ACL2 is a mathematical logic, programming language, and mechanical theorem prover based on the applicative subset of Common Lisp. It is an "industrial-strength" version of the NQTHM or Boyer/Moore theorem prover, and has been used for the formal verification of commercial microprocessors, the Java Virtual Machine, interesting algorithms, and so forth.
Balsa is an asynchronous circuit simulation and synthesis system. Balsa is built around the Handshake Circuits methology, and it can generate gate level netlists from high-level descriptions in the Balsa language. Both dual-rail (QDI) and single-rail (bundled data) circuits can be generated.
ChipVault is a chip development program for organizing VHDL and Verilog designs. ChipVault displays designs hierarchically and provides for rapid design navigation and editor launching. ChipVault provides hooks for performing bottom-up tasks such as launching RTL compilers, synthesis, block generation and instantiation, and includes simple to use Revision Control and Issue Tracking systems to help facilitate large group design projects with multiple designers and hundreds of design files. ChipVault is written in Perl and is small, fast, and efficient.

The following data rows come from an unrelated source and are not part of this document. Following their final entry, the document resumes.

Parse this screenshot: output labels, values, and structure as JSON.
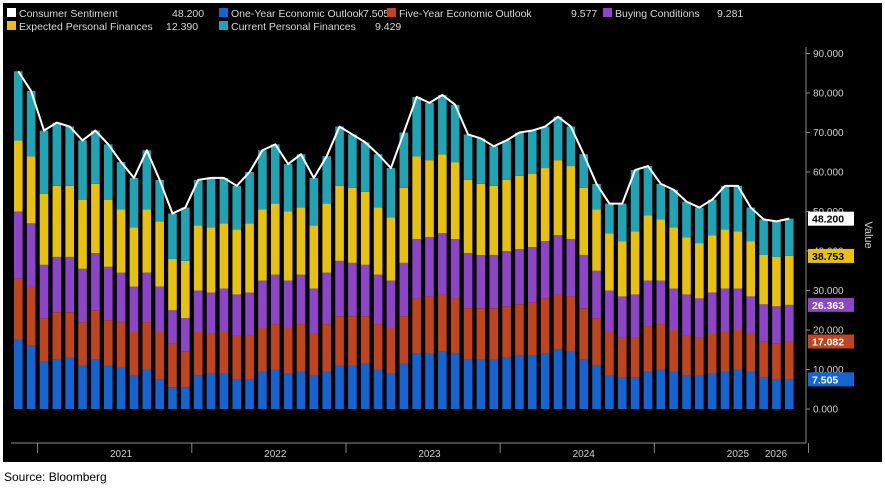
{
  "source_note": "Source: Bloomberg",
  "chart_data": {
    "type": "bar",
    "stacked": true,
    "ylabel": "Value",
    "ylim": [
      0,
      90
    ],
    "yticks": [
      "0.000",
      "10.000",
      "20.000",
      "30.000",
      "40.000",
      "50.000",
      "60.000",
      "70.000",
      "80.000",
      "90.000"
    ],
    "x_tick_labels": [
      "2021",
      "2022",
      "2023",
      "2024",
      "2025",
      "2026"
    ],
    "x_start_month": "2020-11",
    "grid": false,
    "legend_position": "top-left",
    "background_color": "#000000",
    "line": {
      "name": "Consumer Sentiment",
      "legend_value": "48.200",
      "color": "#ffffff",
      "values": [
        85.5,
        80.5,
        70.5,
        72.5,
        71.5,
        68,
        70.5,
        67,
        62.5,
        58.5,
        65.5,
        58,
        49.5,
        51,
        58,
        58.5,
        58.5,
        56.5,
        60,
        65.5,
        67,
        62,
        64.5,
        58.5,
        64,
        71.5,
        69.5,
        67.5,
        64.5,
        61,
        70,
        79,
        77.5,
        79.5,
        77,
        69.5,
        68.5,
        66.5,
        68,
        70,
        70.5,
        71.5,
        74,
        71.5,
        64.5,
        57,
        52,
        52,
        60.5,
        61.5,
        57,
        55.5,
        52.5,
        51,
        53,
        56.5,
        56.5,
        51,
        48,
        47.5,
        48.2
      ]
    },
    "series": [
      {
        "name": "One-Year Economic Outlook",
        "legend_value": "7.505",
        "tag": "7.505",
        "color": "#1464d2",
        "values": [
          17.5,
          16,
          12,
          12.5,
          13,
          11,
          12.5,
          11,
          10.5,
          8.5,
          10,
          7.5,
          5.5,
          5.5,
          8.5,
          9,
          9,
          7.5,
          7.5,
          9.5,
          10,
          9,
          9.5,
          8.5,
          9.5,
          11,
          11,
          11.5,
          10,
          9,
          11.5,
          14,
          14,
          14.5,
          14,
          12.5,
          12.5,
          12.5,
          13,
          13.5,
          13.5,
          14,
          15,
          14.5,
          12.5,
          11,
          8.5,
          8,
          8,
          9.5,
          10,
          9.5,
          8.5,
          8.5,
          9,
          9.5,
          10,
          9.5,
          8,
          7.5,
          7.505
        ]
      },
      {
        "name": "Five-Year Economic Outlook",
        "legend_value": "9.577",
        "tag": "17.082",
        "color": "#c0441e",
        "values": [
          15.5,
          15,
          11,
          12,
          11.5,
          11,
          12.5,
          11.5,
          11.5,
          11,
          12,
          12,
          11,
          9,
          11,
          10,
          10.5,
          11,
          11,
          11,
          11.5,
          11.5,
          12,
          10.5,
          12,
          12.5,
          12.5,
          12,
          11.5,
          11.5,
          12,
          14,
          14.5,
          14.5,
          14,
          13,
          13,
          13,
          13,
          13,
          13.5,
          14,
          14,
          14,
          13,
          12,
          11,
          10,
          10,
          11.5,
          11.5,
          10.5,
          10,
          9.5,
          10,
          10,
          10,
          9.5,
          9,
          9,
          9.577
        ]
      },
      {
        "name": "Buying Conditions",
        "legend_value": "9.281",
        "tag": "26.363",
        "color": "#8e44c8",
        "values": [
          17,
          16,
          13.5,
          14,
          14,
          13.5,
          14.5,
          13.5,
          12.5,
          11.5,
          12.5,
          11.5,
          8.5,
          8.5,
          10.5,
          10.5,
          11,
          10.5,
          11,
          12,
          12.5,
          12,
          12.5,
          11.5,
          13,
          14,
          13.5,
          13,
          12.5,
          12,
          13.5,
          15,
          15,
          15.5,
          15,
          14,
          13.5,
          13.5,
          14,
          14,
          14,
          14.5,
          15,
          14.5,
          13.5,
          12,
          10.5,
          10.5,
          11,
          11.5,
          11,
          10.5,
          10.5,
          10,
          10.5,
          11,
          10.5,
          9.5,
          9.5,
          9.5,
          9.281
        ]
      },
      {
        "name": "Expected Personal Finances",
        "legend_value": "12.390",
        "tag": "38.753",
        "color": "#e8c10e",
        "values": [
          18,
          17,
          18,
          18,
          18,
          17.5,
          17.5,
          17,
          16,
          15,
          16,
          16.5,
          13,
          14.5,
          16.5,
          16.5,
          16.5,
          16.5,
          17.5,
          18,
          18,
          17.5,
          17,
          16,
          17.5,
          19,
          19,
          18.5,
          17,
          16,
          19,
          21,
          19.5,
          20,
          19.5,
          18.5,
          18,
          17.5,
          18,
          18.5,
          18.5,
          18.5,
          19,
          18.5,
          17,
          15.5,
          14.5,
          14,
          16,
          16.5,
          15.5,
          15.5,
          14.5,
          14,
          14.5,
          15,
          14.5,
          14,
          12.5,
          12.5,
          12.39
        ]
      },
      {
        "name": "Current Personal Finances",
        "legend_value": "9.429",
        "tag": "48.200",
        "color": "#1ea4b4",
        "values": [
          17.5,
          16.5,
          16,
          16,
          15,
          15,
          13.5,
          14,
          12,
          12.5,
          15,
          10.5,
          11.5,
          13.5,
          11.5,
          12.5,
          11.5,
          11,
          13,
          15,
          15,
          12,
          13.5,
          12,
          12,
          15,
          13.5,
          12.5,
          13.5,
          12.5,
          14,
          15,
          14.5,
          15,
          14.5,
          11.5,
          11.5,
          10,
          10,
          11,
          11,
          10.5,
          11,
          10,
          8.5,
          6.5,
          7.5,
          9.5,
          15.5,
          12.5,
          9,
          9.5,
          9,
          9,
          9,
          11,
          11.5,
          8.5,
          9,
          9,
          9.429
        ]
      }
    ]
  }
}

Confluence is a functional programming language for reactive system design, including FPGAs, ASICs, and hard-real-time software. Confluence system descriptions have a large information to linecount ratio. It is typically two to five times more compact than Verilog. Confluence can compile a single body of source code into to Verilog, VHDL, C, and NuSMV.
Covered is a Verilog code coverage utility that reads in a Verilog design and a generated VCD/LXT/FST dumpfile from that design and generates a coverage file that can be merged with other coverage files or used to create a coverage report. Covered also contains the GUI coverage report utility that reads in a coverage file to allow interactive coverage discovery. Areas of coverage measured by Covered are: line, toggle, memory, combinational logic, FSM state/state-transition and assertion coverage.
The Distributed Real-time Embedded Analysis Method (DREAM) is a tool and method for the real-time verification and performance estimation of distributed real-time embedded (DRE) systems. It focuses on the practical application of formal verification and timing analysis to real-time middleware.